Dianggap Tidak ada Kepentingan, Penasehat Hukum Korban Kasus Pelecehan Seksual diusir Hakim PN Tamiang Layang
Kab. Barito Timur, Kalteng.
polkrim-news.com || Kasus pelecehan seksual yang telah dilakukan oleh oknum mantan Kepala bidang dinas sosial kabupaten Barito Timur terus bergulir sampai kemeja Pengadilan namun, yang menarik saat proses sidang terjadi pengusiran kepada penasehat hukum serta keluarga korban yang sedang mengikuti proses sidang oleh Hakim Pengadilan Negeri (PN) Tamiang Layang di ruang sidang, Senin (08/05/2023).
Persidangan dilaksanakan di Pengadilan Negeri Tamiang Layang yang sebelumnya dijadwalkan pada pukul 10.00 WIB dan diundur kembali pada pukul 13.00 WIB yang kemudian diundur lagi hingga sekitar pukul 17.00 WIB. Adapun pengunduran waktu sidang tersebut karena berbagai alasan yang disampaikan.
Saat persidangan dimulai, tiba-tiba pena sehat hukum terduga pelaku melakukan protes kepada Majelis Hakim atas keberadaan penasehat hukum korban dengan alasan tidak mempunyai kepentingan. Hal yang sangat memberatkan saat Ketua Majelis Hakim Moch. Iza Nazarudin SH MH malah menyetujui hal yang diusulkan oleh penasehat hukum terduga pelaku.
Menyikapi hal ini Sandi Jaya Prima Simarmata selaku penasehat hukum korban merasa sangat keberatan.

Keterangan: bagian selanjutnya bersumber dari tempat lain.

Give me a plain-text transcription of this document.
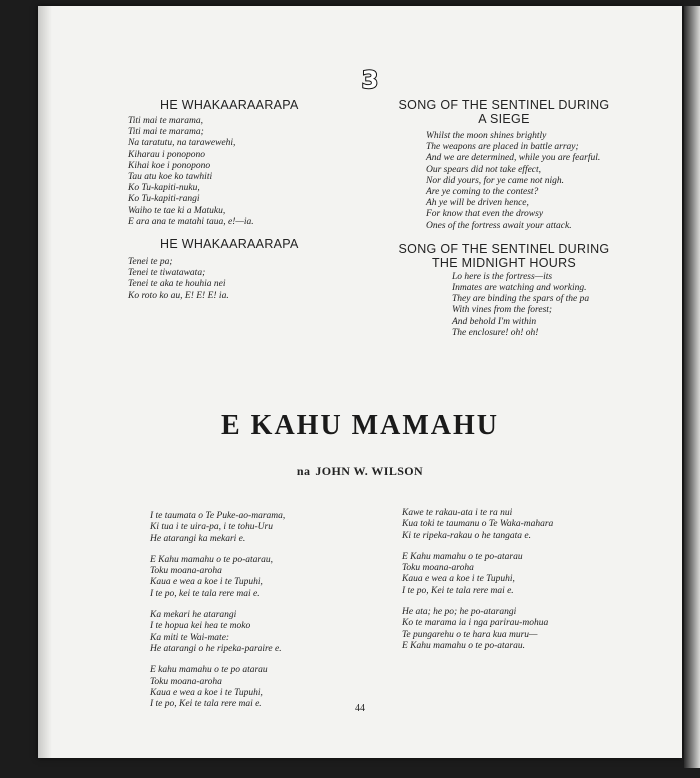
3
HE WHAKAARAARAPA
Titi mai te marama,
Titi mai te marama;
Na taratutu, na tarawewehi,
Kiharau i ponopono
Kihai koe i ponopono
Tau atu koe ko tawhiti
Ko Tu-kapiti-nuku,
Ko Tu-kapiti-rangi
Waiho te tae ki a Matuku,
E ara ana te matahi taua, e!—ia.
HE WHAKAARAARAPA
Tenei te pa;
Tenei te tiwatawata;
Tenei te aka te houhia nei
Ko roto ko au, E! E! E! ia.
SONG OF THE SENTINEL DURING
A SIEGE
Whilst the moon shines brightly
The weapons are placed in battle array;
And we are determined, while you are fearful.
Our spears did not take effect,
Nor did yours, for ye came not nigh.
Are ye coming to the contest?
Ah ye will be driven hence,
For know that even the drowsy
Ones of the fortress await your attack.
SONG OF THE SENTINEL DURING
THE MIDNIGHT HOURS
Lo here is the fortress—its
Inmates are watching and working.
They are binding the spars of the pa
With vines from the forest;
And behold I'm within
The enclosure! oh! oh!
E KAHU MAMAHU
na JOHN W. WILSON
I te taumata o Te Puke-ao-marama,
Ki tua i te uira-pa, i te tohu-Uru
He atarangi ka mekari e.
E Kahu mamahu o te po-atarau,
Toku moana-aroha
Kaua e wea a koe i te Tupuhi,
I te po, kei te tala rere mai e.
Ka mekari he atarangi
I te hopua kei hea te moko
Ka miti te Wai-mate:
He atarangi o he ripeka-paraire e.
E kahu mamahu o te po atarau
Toku moana-aroha
Kaua e wea a koe i te Tupuhi,
I te po, Kei te tala rere mai e.
Kawe te rakau-ata i te ra nui
Kua toki te taumanu o Te Waka-mahara
Ki te ripeka-rakau o he tangata e.
E Kahu mamahu o te po-atarau
Toku moana-aroha
Kaua e wea a koe i te Tupuhi,
I te po, Kei te tala rere mai e.
He ata; he po; he po-atarangi
Ko te marama ia i nga parirau-mohua
Te pungarehu o te hara kua muru—
E Kahu mamahu o te po-atarau.
44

“Sesuai dengan Pasal 23 ayat 1 UU no. 11 tahun 2012 tentang Sistem Peradilan Pidana Anak menyatakan bahwa dalam setiap pemeriksaan anak wajib untuk diberikan bantuan hukum dan didampingi oleh pembimbing kemasyarakatan atau pendamping lain sesuai dengan peraturan perundang-undangan," jelasnya.
Lebih lanjut diterangkan bahwa landasan hukum ini seharusnya bisa menjadi pegangan hakim serta dasar mengapa kami ada dan berada dalam segala proses pemeriksaan bahkan hingga ke Pengadilan.
Bahkan menurutnya di dalam undang-undang nomor 12 tahun 2022 tentang tindak pidana pelecehan seksual dalam pasal 26 ayat (1) korban dapat di dampingi pada semua tindakan pemeriksaan dalam proses peradilan (2) Huruf H pendamping hukum, adalah advokat dan paralegal.
Sandi Jaya juga menyampaikan bahwa pada kasus ini dimana korban yang juga sekaligus saksi yang dihadirkan merupakan anak dbawah umur. Sehingga seharusnya hakim memahami serta mempertimbangkan keberadaan penasehat hukum yang hadir dalam persidangan.
Hakim juga tidak mengindahkan permintaan jaksa supaya korban tidak bertemu langsung dengan terdakwa karena korban mengalami trauma (korban menangis saat melihat terdakwa).
Selain itu juga Ibu kandung korban yang juga hadir sebagai saksi dan menyaksikan proses persidangan merasa bahwa ada kejanggalan dalam proses persidangan ini, terutama pada sikap Hakim Ketua.
Bahkan sikap hakim dianggap ada nilai yang mengandung sikap itimidatif kepada anaknya selaku korban pada kasus ini.
“Saya merasa sangat aneh dengan sikap Hakim, apalagi saat penasehat hukum kami diminta keluar. Bahkan saat anak kami meminta agar tetap didampingi penasehat hukum, hakim malah melontarkan pertanyaan yaitu apakah kasus ini mau dilanjutkan? Ini sidang peradilan anak dan tertutup dan tidak ada orang lain bisa ikut”, kata ibu korban.
Sementara, saat awak media mengkonfirmasi melalui humas PN Tamiang Layang, Arief mengatakan, bahwa majelis hakim dalam melaksana kan hukum acara di persidangan berpe doman pada uu nomor 11 tahun 2012 tentang Sistem Peradilan Pidana Anak yang memang pada persidangan ini, jelas Arief via WhatshApp, Selasa pagi (09/05/2023).
Menurutnya, anak Korban sudah berumur dewasa (diatas 18 Tahun) pada saat diperiksa di persidangan meskipun didakwakan pada Pasal Perlindungan Anak.
"Karena ini perkara asusila harus sidang tertutup, maka Majelis Hakim berpendapat agar para pihak yang tidak berkepentingan agar dapat meninggalkan ruang sidang," pungkasnya.
Ironisnya Pengacara Korban Pelecehan Seksual Juga terseret diusir karena di anggap tidak berkepentingan. ( H.Suriansyah ).